Some consumers buy more of certain products than other consumers (this underpins the concept of a heavy half or 80/ 20 principle). High consumption may be a function of higher need — such that owners of big dogs buy more dog food than owners of small dogs. Sometimes higher consumption is a function of a preference for your products such that a high percentage of their purchases are for your product versus your competitors.
I prefer Hilton Hotels, for instance, especially Embassy Suites Hotels. Hence, nearly all my personal and business reservations are made at this hotel chain. I’m more valuable to the Hilton chain because of this preference than a customer who only chooses their hotel based on convenience or price and only chooses Hilton Hotels occasionally when it meets these goals.
Some consumers cost MORE. Maybe they use more of the amenities than other consumers. Maybe they buy frequently in small quantities (which increases costs) or it takes more to sell them. For instance, one restaurant customer may sit for hours drinking coffee. This reduces profits — as new sales are not taking place from this table — while creating more costs for the coffee consumed and the staff time necessary to serve them.
Collect relevant data.
Customer buying behavior that can be tracked to individual consumers
- Customer Loyalty card data
- Online sales
- Credit card sales
- Hotel registration
- Identify if there are various groups based on their buying behavior
- Others buying data
Cost data that can be tracked to individual customers
- Marketing costs, such as mailing brochures
- Finance costs, such as credit card usage, bad debt collection
- Promotional costs, such as providing rebates, coupons, discounts
- Service costs, such as employee resources for serving customers, answering questions, handling complaints
Retention rate data on how long customers stay with the company. It may be that there are several classes of customers with different retention rates. As a manufacturer, you may find small retail outlets only buy from your company for an average of 3 years, while larger retailers might continue buying from your company for 5 years.
Discount rate – which usually equates to interest rates and is an internally determines desired rate to bring figures down to net present value.
Construct Customer Lifetime Value Table
A great example of a completed Customer Lifetime Value table is available here along with instructions for creating the table. If you have multiple groups you might construct different tables to compare them or set up additional columns within the existing table.
Analyze and Plan
If you look at the table above, there are a number of points that will help you create a marketing strategy that improves your performance. For instance, you see that the customer doesn’t create a net profit for the business until after year 2. This emphasizes the importance of practicing customer relationship management to increase customer retention.
Another thing you might find as you analyze this data is that the groups generate different results. Your marketing strategy should contain strategies to meet the needs of individual consumers. That marketing strategy might be that some groups get fewer marketing costs allocated toward serving them or scale back the cost of ways you meet the needs of groups to maximize the net present value of that group. Some groups may no longer justify your company’s efforts to market to them and may be phased out through attrition.

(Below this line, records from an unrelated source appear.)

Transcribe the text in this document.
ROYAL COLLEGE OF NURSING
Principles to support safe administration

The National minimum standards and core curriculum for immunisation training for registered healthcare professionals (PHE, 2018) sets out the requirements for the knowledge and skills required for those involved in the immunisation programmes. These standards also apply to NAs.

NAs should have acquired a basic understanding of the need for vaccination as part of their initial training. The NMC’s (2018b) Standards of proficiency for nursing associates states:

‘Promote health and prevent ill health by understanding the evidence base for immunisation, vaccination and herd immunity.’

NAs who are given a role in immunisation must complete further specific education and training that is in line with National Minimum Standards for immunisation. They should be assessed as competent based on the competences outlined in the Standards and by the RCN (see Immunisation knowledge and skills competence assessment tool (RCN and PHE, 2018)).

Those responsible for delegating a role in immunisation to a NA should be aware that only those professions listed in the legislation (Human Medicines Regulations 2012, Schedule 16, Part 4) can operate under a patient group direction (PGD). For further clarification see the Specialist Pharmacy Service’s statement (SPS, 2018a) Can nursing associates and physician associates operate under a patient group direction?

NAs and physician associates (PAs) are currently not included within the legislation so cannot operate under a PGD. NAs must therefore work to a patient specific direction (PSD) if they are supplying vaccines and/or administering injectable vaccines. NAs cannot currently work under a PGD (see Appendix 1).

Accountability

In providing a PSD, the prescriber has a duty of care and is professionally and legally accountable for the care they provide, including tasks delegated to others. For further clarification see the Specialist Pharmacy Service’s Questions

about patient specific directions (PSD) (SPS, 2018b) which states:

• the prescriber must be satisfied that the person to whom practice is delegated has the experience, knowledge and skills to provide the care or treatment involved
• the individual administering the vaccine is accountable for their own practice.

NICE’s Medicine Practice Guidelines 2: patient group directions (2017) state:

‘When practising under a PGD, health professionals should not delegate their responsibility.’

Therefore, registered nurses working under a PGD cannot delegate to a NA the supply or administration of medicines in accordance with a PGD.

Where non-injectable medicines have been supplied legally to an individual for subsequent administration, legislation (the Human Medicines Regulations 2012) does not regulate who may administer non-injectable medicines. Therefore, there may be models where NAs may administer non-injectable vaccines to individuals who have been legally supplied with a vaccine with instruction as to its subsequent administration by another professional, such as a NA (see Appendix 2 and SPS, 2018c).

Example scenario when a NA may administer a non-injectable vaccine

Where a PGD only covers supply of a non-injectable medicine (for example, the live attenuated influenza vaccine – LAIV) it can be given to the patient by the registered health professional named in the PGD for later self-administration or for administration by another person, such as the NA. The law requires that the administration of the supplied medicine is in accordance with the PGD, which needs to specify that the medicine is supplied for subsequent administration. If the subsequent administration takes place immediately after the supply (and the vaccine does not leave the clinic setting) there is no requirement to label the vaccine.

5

An important concern is to recognize that not all value of a customer CAN be captured through this analysis. Influence, for instance, is not inherently assessed through this tool, although it can be modified to consider not only individual purchases by groups of consumers but their influence over the buying behavior of others.
A secondary consideration is that some groups of customers may NOT appear to have much value today, but may reflect substantial value in the future — for instance students.